Friday, January 23, 2015

Canada's National Bird: You Vote!

The Gray Jay, one of the many species that is in the running for Canada's National Bird.  Photo by Marianne Balkwill

Hi, it's been a while since I've posted on this blog (over seven months now).  The truth is I haven't been out much this past year.  During the summer and early fall months Aaron and I have been working on our nearly 3 acre farm, trying to turn it into something of our own which is a lot of fun, and at times a lot of hard work.  We also went to Quetico Provincial Park for two weeks back in September and paddled/portaged the Hunter Island Loop, a 300+ kilometre loop that, so far, has been our best route yet!

We've done a few backcountry trips now since we've been married, and since I don't have a facebook page to share photos with family and friends, I've taken notes and photos from the trips and slowly posting them on my other blog:

Birding wise for me around here has been kinda slow.  We've had two Snowy Owls hanging out just north of the house this winter, and after work last week I raced to Sombra to see the Barrow's Goldeneye from the cozy home of the Bowman's.  I've been hoping for something rare to show up at my bird feeder this winter as we work on the inside of the house on the weekends, but so far the best bird has been a White-crowned Sparrow that is still hanging around.

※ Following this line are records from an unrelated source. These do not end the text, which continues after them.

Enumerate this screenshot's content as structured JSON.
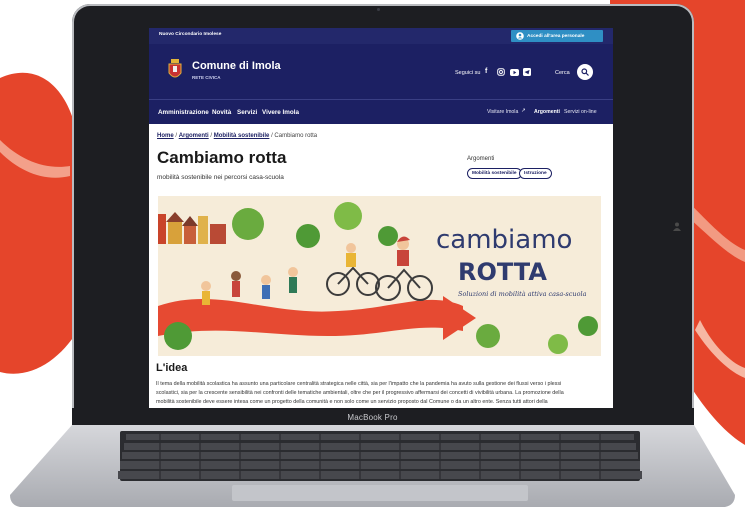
{
  "background": {
    "shape_color": "#e5452b",
    "bg_color": "#ffffff"
  },
  "device": {
    "name": "MacBook Pro"
  },
  "website": {
    "topbar": {
      "region_label": "Nuovo Circondario Imolese",
      "login_label": "Accedi all'area personale"
    },
    "header": {
      "org_name": "Comune di Imola",
      "org_tag": "RETE CIVICA",
      "follow_label": "Seguici su",
      "search_label": "Cerca"
    },
    "nav": {
      "items": [
        "Amministrazione",
        "Novità",
        "Servizi",
        "Vivere Imola"
      ],
      "right_items": [
        "Visitare Imola",
        "Argomenti",
        "Servizi on-line"
      ]
    },
    "breadcrumb": {
      "items": [
        "Home",
        "Argomenti",
        "Mobilità sostenibile",
        "Cambiamo rotta"
      ],
      "separator": "/"
    },
    "page": {
      "title": "Cambiamo rotta",
      "subtitle": "mobilità sostenibile nei percorsi casa-scuola"
    },
    "topics": {
      "heading": "Argomenti",
      "chips": [
        "Mobilità sostenibile",
        "Istruzione"
      ]
    },
    "banner": {
      "title_line1": "cambiamo",
      "title_line2": "ROTTA",
      "tagline": "Soluzioni di mobilità attiva casa-scuola"
    },
    "section": {
      "heading": "L'idea",
      "paragraph_lines": [
        "Il tema della mobilità scolastica ha assunto una particolare centralità strategica nelle città, sia per l'impatto che la pandemia ha avuto sulla gestione dei flussi verso i plessi",
        "scolastici, sia per la crescente sensibilità nei confronti delle tematiche ambientali, oltre che per il progressivo affermarsi dei concetti di vivibilità urbana. La promozione della",
        "mobilità sostenibile deve essere intesa come un progetto della comunità e non solo come un servizio proposto dal Comune o da un altro ente. Senza tutti attori della"
      ]
    },
    "colors": {
      "navy": "#1c2063",
      "login_blue": "#2f8fc4",
      "accent_orange": "#e25b2c"
    }
  }
}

Yesterday in the news (Globe & Mail) I noticed that the Canadian Geographic Society has a system set up for the public to vote for Canada's National Bird. I knew we had birds representing each province and territory, which honestly I thought was good enough, but I guess by 2017 we will have a national bird as well. Click on the link below to see the candidates:

Not surprisingly, Common Loon is in the lead, a bird many people recognize as it appears on our 1 dollar coin (the loonie) and formerly on the $20.00 bill. Not only that, a heavy majority of the Canadian population lives in southern Ontario, so this is a species many people have either seen or heard wailing on the lake at their cottage or campsite, and earning it as a symbol representing "The Northern Wilderness".  This bird is also the provincial bird for Ontario. 

I honestly think our national bird should be a Boreal species myself, perhaps the Gray Jay (and then get it changed back to Canada Jay. HA!)

What bird do you think deserves the title as "Canada's National Bird" ?  (I'm afraid a guy wearing a hockey jersey, while drinking beer and flipping the bird doesn't count.)

Whatever wins it will be able to stand along side the beaver and the maple leaf on the pedestal of Canadian national symbols, while below them sits the provincial/territorial species of birds, mammals, flowers, trees, and......minerals?  Does all this seem a little excessive or is it just me?